Friel is the son of Patrick “Paddy” Friel, a primary school teacher and councillor on Londonderry Corporation, the local city council in Derry. Friel’s mother, Mary McLoone, is postmistress of Glenties, County Donegal. The family moves to Derry when Friel is ten years old. There, he attends St. Columb’s College, the same school attended by Seamus Heaney, John Hume, Seamus Deane, Phil Coulter, Eamonn McCann, and Paul Brady.

Friel receives his B.A. from St. Patrick’s College, Maynooth (1945–48), and qualifies as a teacher at St. Joseph’s Training College in Belfast. He marries Anne Morrison in 1954, with whom he has four daughters and one son. Between 1950 and 1960, he works as a math teacher in the Derry primary and intermediate school system, taking leave in 1960 to pursue a career as a writer, living off his savings. In the late 1960s, the Friels move from 13 Malborough Street, Derry to Muff, County Donegal, eventually settling outside Greencastle, County Donegal.

Recognised for early works such as Philadelphia, Here I Come! and Faith Healer, Friel has 24 plays published in a more than half-century spanning career that culminates in his election to the position of Saoi of Aosdána. His plays are commonly featured on Broadway throughout this time. In 1980, Friel co-founds Field Day Theatre Company and his play Translations is the company’s first production. With Field Day, Friel collaborates with Seamus Heaney, 1995 recipient of the Nobel Prize in Literature. Heaney and Friel first become friends after Friel sends the young poet a letter following the publication of Death of a Naturalist.

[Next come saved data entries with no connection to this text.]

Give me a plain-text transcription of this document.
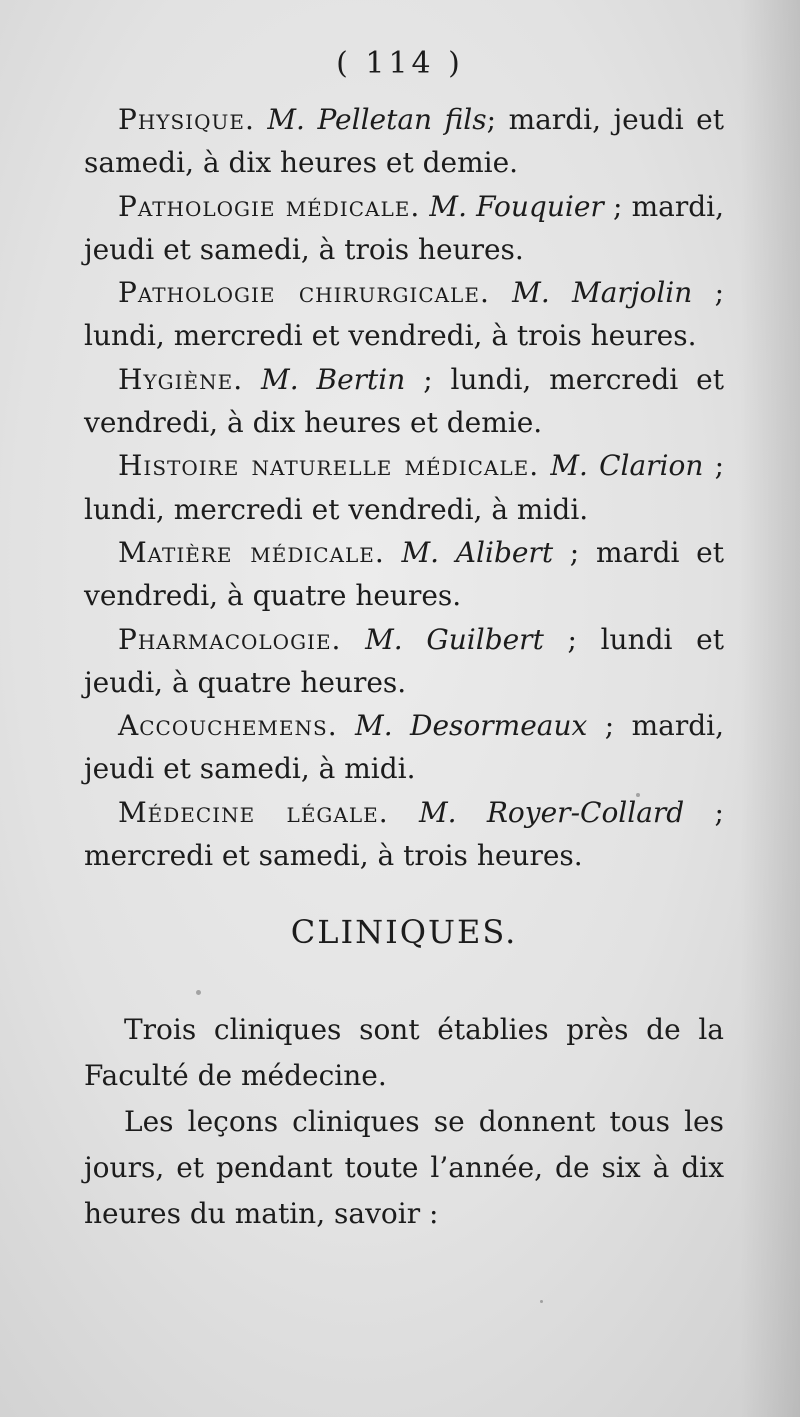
( 114 )

Physique. M. Pelletan fils; mardi, jeudi et samedi, à dix heures et demie.

Pathologie médicale. M. Fouquier ; mardi, jeudi et samedi, à trois heures.

Pathologie chirurgicale. M. Marjolin ; lundi, mercredi et vendredi, à trois heures.

Hygiène. M. Bertin ; lundi, mercredi et vendredi, à dix heures et demie.

Histoire naturelle médicale. M. Clarion ; lundi, mercredi et vendredi, à midi.

Matière médicale. M. Alibert ; mardi et vendredi, à quatre heures.

Pharmacologie. M. Guilbert ; lundi et jeudi, à quatre heures.

Accouchemens. M. Desormeaux ; mardi, jeudi et samedi, à midi.

Médecine légale. M. Royer-Collard ; mercredi et samedi, à trois heures.

CLINIQUES.

Trois cliniques sont établies près de la Faculté de médecine.

Les leçons cliniques se donnent tous les jours, et pendant toute l’année, de six à dix heures du matin, savoir :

Friel is a member of the American Academy of Arts and Letters, the British Royal Society of Literature, and the Irish Academy of Letters. He is appointed to Seanad Éireann in 1987 and serves until 1989. In later years, Dancing at Lughnasa reinvigorates Friel’s oeuvre, bringing him Tony Awards, including Best Play, the Laurence Olivier Award for Best New Play, and the New York Drama Critics Circle Award for Best Play. It is also adapted into a film, starring Meryl Streep, directed by Pat O’Connor, script by Frank McGuinness.

After a long illness Friel dies at the age of 86 in the early morning of Friday, October 2, 2015 in Greencastle, County Donegal.